I'm currently separated from my wife due to my addiction of alcohol and infidelity x2 and many other things all a result of my addiction to alcohol. I have currently been sober for 4 months and just completed rehab on the 21st of this month and now I'm going to marriage/family/IC by myself. Just wondering if you could tell me what role if any did the alcohol play apart in my infidelity or does it play apart in it and how is the proper way to approach wife about going to or checking out Al-Non when we are currently not speaking unless it's me calling to speak with the kids or her asking me to help with school clothes or us doing a joint birthday gift for one of the kids(I agree to do this even though I'm paying child support) I honestly belive and know if it wasn't for the alcohol the infidelity would of never happen as I used both occassions as an enable to feed my addiction to alcohol....one for the money to get the alcohol and the other was a bartender so it was all the alcohol I wanted.....please help really love my wife and want my family back or is it two late for that?


----------



## Cherry (Sep 23, 2009)

REMY001 said:


> I've spoken to him about it, but he's very spiteful and when I notice that he's on his 3rd of 4th scotch and coke, I diplomatically tell him that maybe he's had enough. He doesn't like to hear this and deliberately in front of me goes and pours another one!


You really shouldn't do this.. as you have found out it will only produce the opposite result of what you want with a drinker. I could not stand it when someone would sit there and count my drinks... I would drink faster and more 

You should educate yourself some on addiction if you want to try and work through this. Kathy has some excellent advise.
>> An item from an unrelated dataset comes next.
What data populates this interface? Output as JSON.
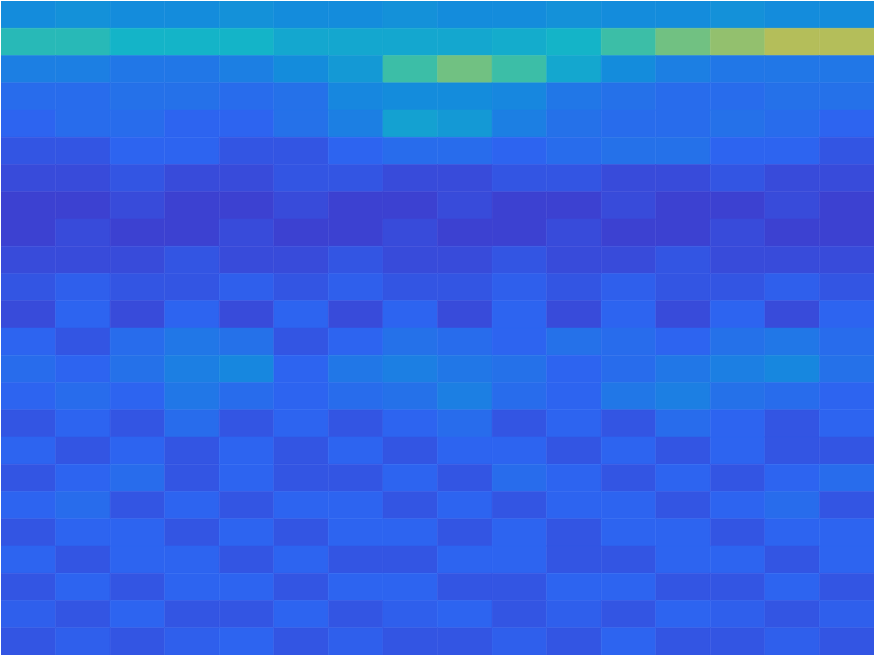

Also, if you google alcoholism, there are a ton of resources to help alcoholics and their loved ones. 

One word of caution, there is no quick fix on addiction and unless the addict is ready to get sober or is in jail or dead, they won't stop..  my dad does what your H does... He's always been the happy go lucky drunk, but he is deteriorating, use to be I could have a decent conversation about something with him at any time... Now I gotta catch him before dark, he's also getting clumsier and accidently hurting himself (falls). I don't think he'll ever stop, and its sad.. And for his wife of over 25 years, I can only imagine her pain. 

Good luck!


----------



## alte Dame (Aug 7, 2012)

MyWifeandKids said:


> I'm currently separated from my wife due to my addiction of alcohol and infidelity x2 and many other things all a result of my addiction to alcohol. I have currently been sober for 4 months and just completed rehab on the 21st of this month and now I'm going to marriage/family/IC by myself. Just wondering if you could tell me what role if any did the alcohol play apart in my infidelity or does it play apart in it and how is the proper way to approach wife about going to or checking out Al-Non when we are currently not speaking unless it's me calling to speak with the kids or her asking me to help with school clothes or us doing a joint birthday gift for one of the kids(I agree to do this even though I'm paying child support) I honestly belive and know if it wasn't for the alcohol the infidelity would of never happen as I used both occassions as an enable to feed my addiction to alcohol....one for the money to get the alcohol and the other was a bartender so it was all the alcohol I wanted.....please help really love my wife and want my family back or is it two late for that?


I think alcohol certainly influences infidelity, but doesn't cause it. There are many people on this site in the 'Coping With Infidelity' section who could advise you. Why don't you start your own thread there?


----------



## Trickster (Nov 19, 2011)

My Mom Hied fron cirrhosis of the liver when I was 13 years old. A normal person would reframe from drinking and learn from their mistakes..... Not me!

I like to drink. I used to drink alot and I guess I still do. I stopped many times over the years only to strart drinking again. Is it too much? I don't know. My wife doesn't drink at all. Not long ago I told her I wanted to stop and start going to A.A. She laughed and said that she didn't think I was an alcohlic. She was more upset that I was away to A.A than the drinking.

Tell him you love him and you want him arounf for a long time. If not for himself...for the kids. Yes, I know...we have to stop drinking for ourself and not anybody else.

I would be OK if my wife wanted me to stop drinking. I wouldn't get mad. 

Maybe video tape him when he drinks alot so he can see himself? Just a thought from a drinker!


----------